Kattner’s vocals are husky and sexy sounding at times like Rob Thomas has stolen the microphone from him. Man Man’s music is an explosion of colour and vibrancy. They take world influences like in the tracks End Boss, Head On and King Shiv and slot them into their eclectic sound with perfect simplicity. Man Man are definitely a band that can lift your mood within a second of listening to their music.
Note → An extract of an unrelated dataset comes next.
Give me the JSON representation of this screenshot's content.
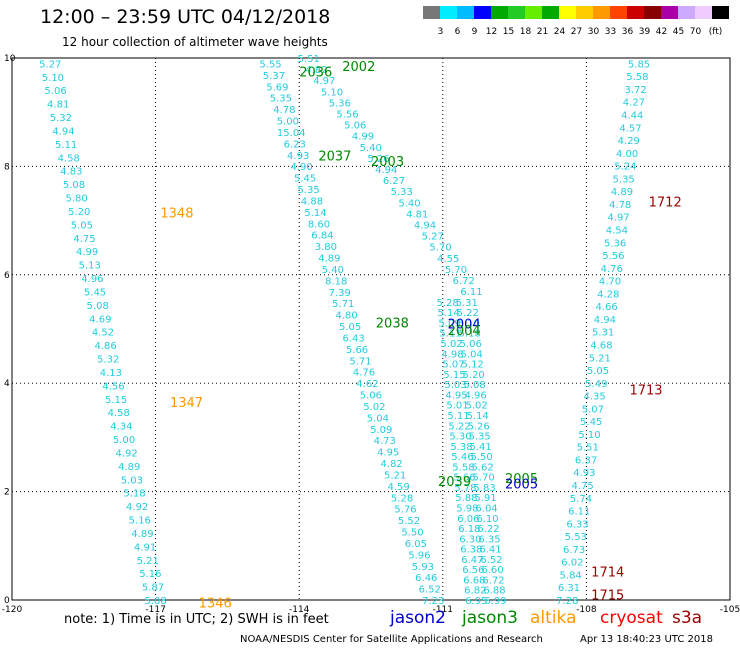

But On Oni Pond doesn’t just contain upbeat numbers like Pink Wonton, King Shiv and Pyramids with their catchy rhythms and danceable beats, there are some more serious and solemn songs that make their appearance on this record. Deep Cover is a superbly written song with the lyrics, “Deep cover/Is not a place/It’s a state of mind/Have your heart go incognito/And hide away for a while…” sung over a simple Ukele chord sequence. Fangs spices things up again with its eerie beginning and stand alone drum beat before Kattner’s vocals come in. It has a different sound to that of the other songs on the record – it’s solemn like Deep Cover but it showcases a darker, more sinister side to the band. There’s less of the happy, chirpy beats and lyrics in Fangs and more of a sombre tone and disturbing lyrics, “Raised and braced on mysticism/Like Jesus’ flesh/A cataclysmic punishment for following the hunger pleasure creates…”
Curtains is in a world of its own, miles away from any of the other tracks on On Oni Pond. It’s like an old jazz record which is marvellous to hear on such an eclectic record. The piano sets the scene while Kattner’s vocals introduce the Jeeves and Wooster feel. It’s definitely something you can imagine Hugh Laurie singing as Wooster. It’s a short and simple yet quirky number that is a breath of fresh air to hear after all the other explosive tracks.
On Oni Pond is a favourite album this year – there is literally a song for everyone. Man Man have drawn from a huge pond of influences to make this record. They are defying genres. On Oni Pond is simply outstanding.